Dive Brief:
- Senate Judiciary Chairman Charles Grassley, R-Iowa, is urging the Federal Trade Commission to look into reports that some health systems and insurers may be entering into anticompetitive contracts that could reduce access to affordable care.
- In a Wednesday letter to FTC Chairman Joseph Simons, Grassley said U.S. spending on healthcare totaled $3.3 billion in 2016, or $10,348 person, and is expected to hit $5.7 trillion by 2026.
- Grassley cited a Wall Street Journal report alleging that major hospital systems impose restrictive provisions in their contracts with insurers "to protect their turf and block efforts to curb health-care costs."
Dive Insight:
According to Journal, hospitals have resorted to tactics such as demanding that insurers promote their use by members over lower-cost competitors and concealing prices from consumers. Grassley points to a Department of Justice lawsuit challenging Atrium Health's use of contractual agreements that prevent insurers from steering patients to lower-cost medical providers.
"The last thing American patients and consumers need at this time is a health care system that permits or encourages anticompetitive agreements that hinder access to lower cost care," the senator wrote.
If the FTC were to conduct an investigation, it could send chills through the hospital industry. Vertical integration is rampant in healthcare, and a number of health systems have established their own health plans. This could create more suspicion around such arrangements and increase the push for greater price transparency.

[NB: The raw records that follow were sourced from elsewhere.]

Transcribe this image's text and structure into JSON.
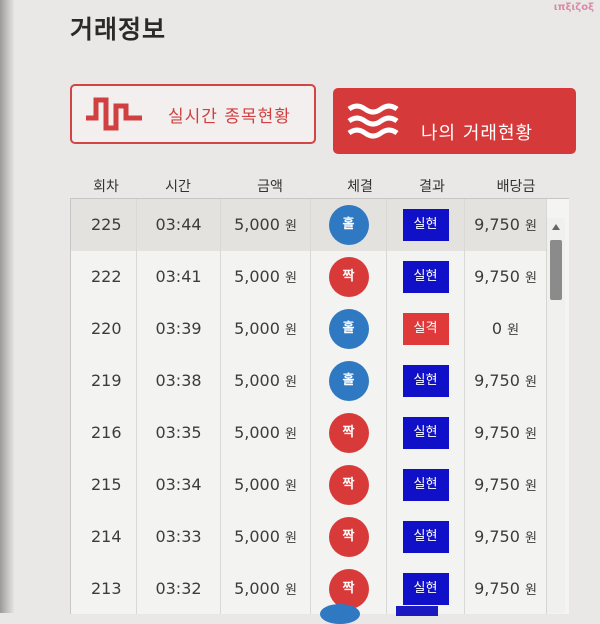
{
  "page": {
    "title": "거래정보",
    "watermark": "ιπξιζοξ"
  },
  "buttons": {
    "realtime": {
      "label": "실시간 종목현황",
      "icon": "pulse-wave-icon",
      "color": "#d24544"
    },
    "my_trades": {
      "label": "나의 거래현황",
      "icon": "waves-icon",
      "color": "#d6393a"
    }
  },
  "table": {
    "headers": [
      "회차",
      "시간",
      "금액",
      "체결",
      "결과",
      "배당금"
    ],
    "rows": [
      {
        "round": "225",
        "time": "03:44",
        "amount": "5,000",
        "bet": "홀",
        "result": "실현",
        "payout": "9,750"
      },
      {
        "round": "222",
        "time": "03:41",
        "amount": "5,000",
        "bet": "짝",
        "result": "실현",
        "payout": "9,750"
      },
      {
        "round": "220",
        "time": "03:39",
        "amount": "5,000",
        "bet": "홀",
        "result": "실격",
        "payout": "0"
      },
      {
        "round": "219",
        "time": "03:38",
        "amount": "5,000",
        "bet": "홀",
        "result": "실현",
        "payout": "9,750"
      },
      {
        "round": "216",
        "time": "03:35",
        "amount": "5,000",
        "bet": "짝",
        "result": "실현",
        "payout": "9,750"
      },
      {
        "round": "215",
        "time": "03:34",
        "amount": "5,000",
        "bet": "짝",
        "result": "실현",
        "payout": "9,750"
      },
      {
        "round": "214",
        "time": "03:33",
        "amount": "5,000",
        "bet": "짝",
        "result": "실현",
        "payout": "9,750"
      },
      {
        "round": "213",
        "time": "03:32",
        "amount": "5,000",
        "bet": "짝",
        "result": "실현",
        "payout": "9,750"
      }
    ],
    "currency": "원"
  },
  "colors": {
    "odd": "#2f78c2",
    "even": "#d83a3a",
    "win": "#1010c8",
    "lose": "#e0393a"
  }
}
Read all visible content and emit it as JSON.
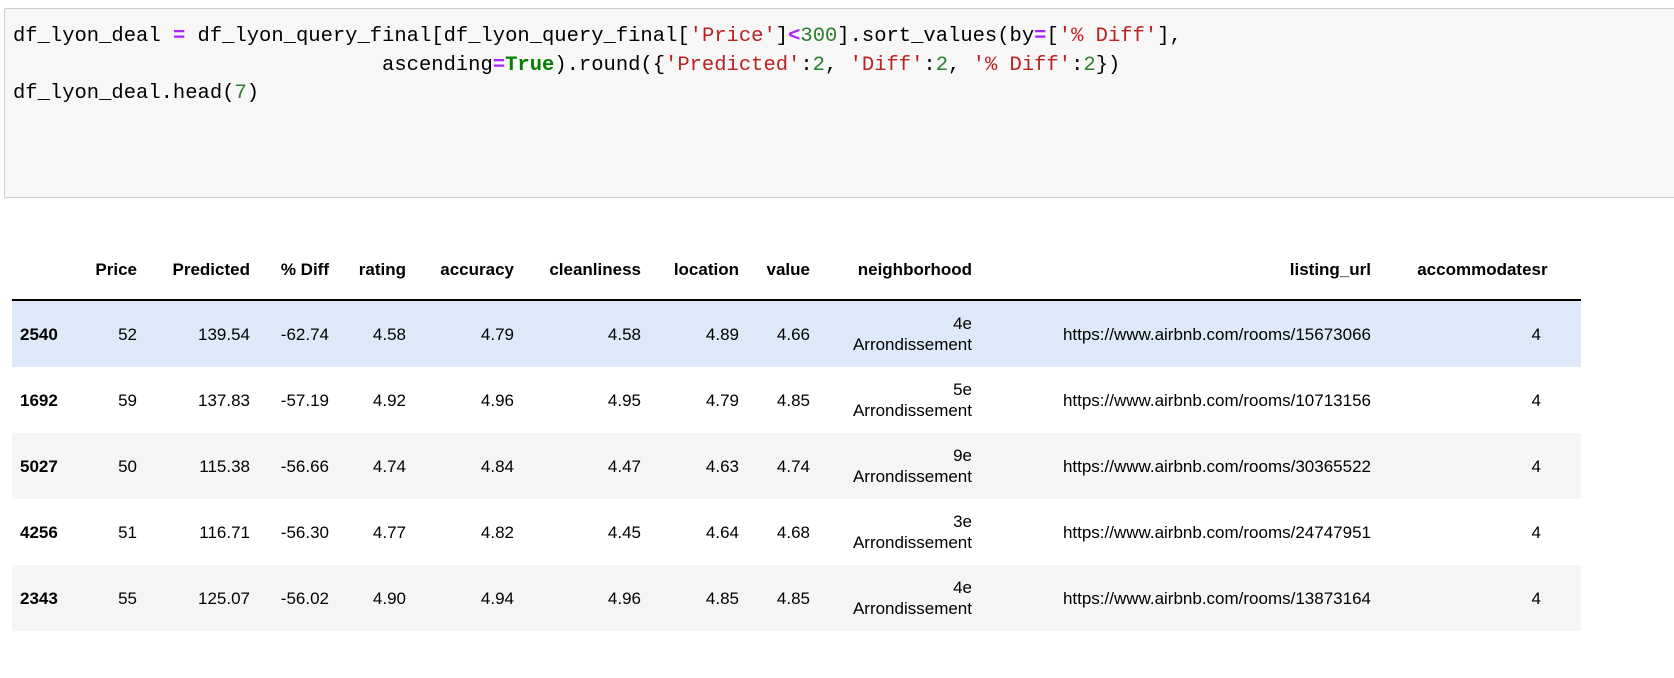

Pressure is growing for hospitals to be more open about pricing and what out-of-pocket costs patients can expect. A recent study in Health Affairs found that noncommercial payers such as automobile and workers' compensation insurers have less negotiating power than HMO/PPO insurers when it comes to hospitals prices, leading to high-cost encounters for enrollees in those plans.
"It is critical for Congress to understand the FTC's perspective on these issues, including whether contractual provisions — like those highlighted in recent reports — impact the cost of health care in the United States and whether consolidation in the marketplace magnifies the impact of such provisions," Grassley said.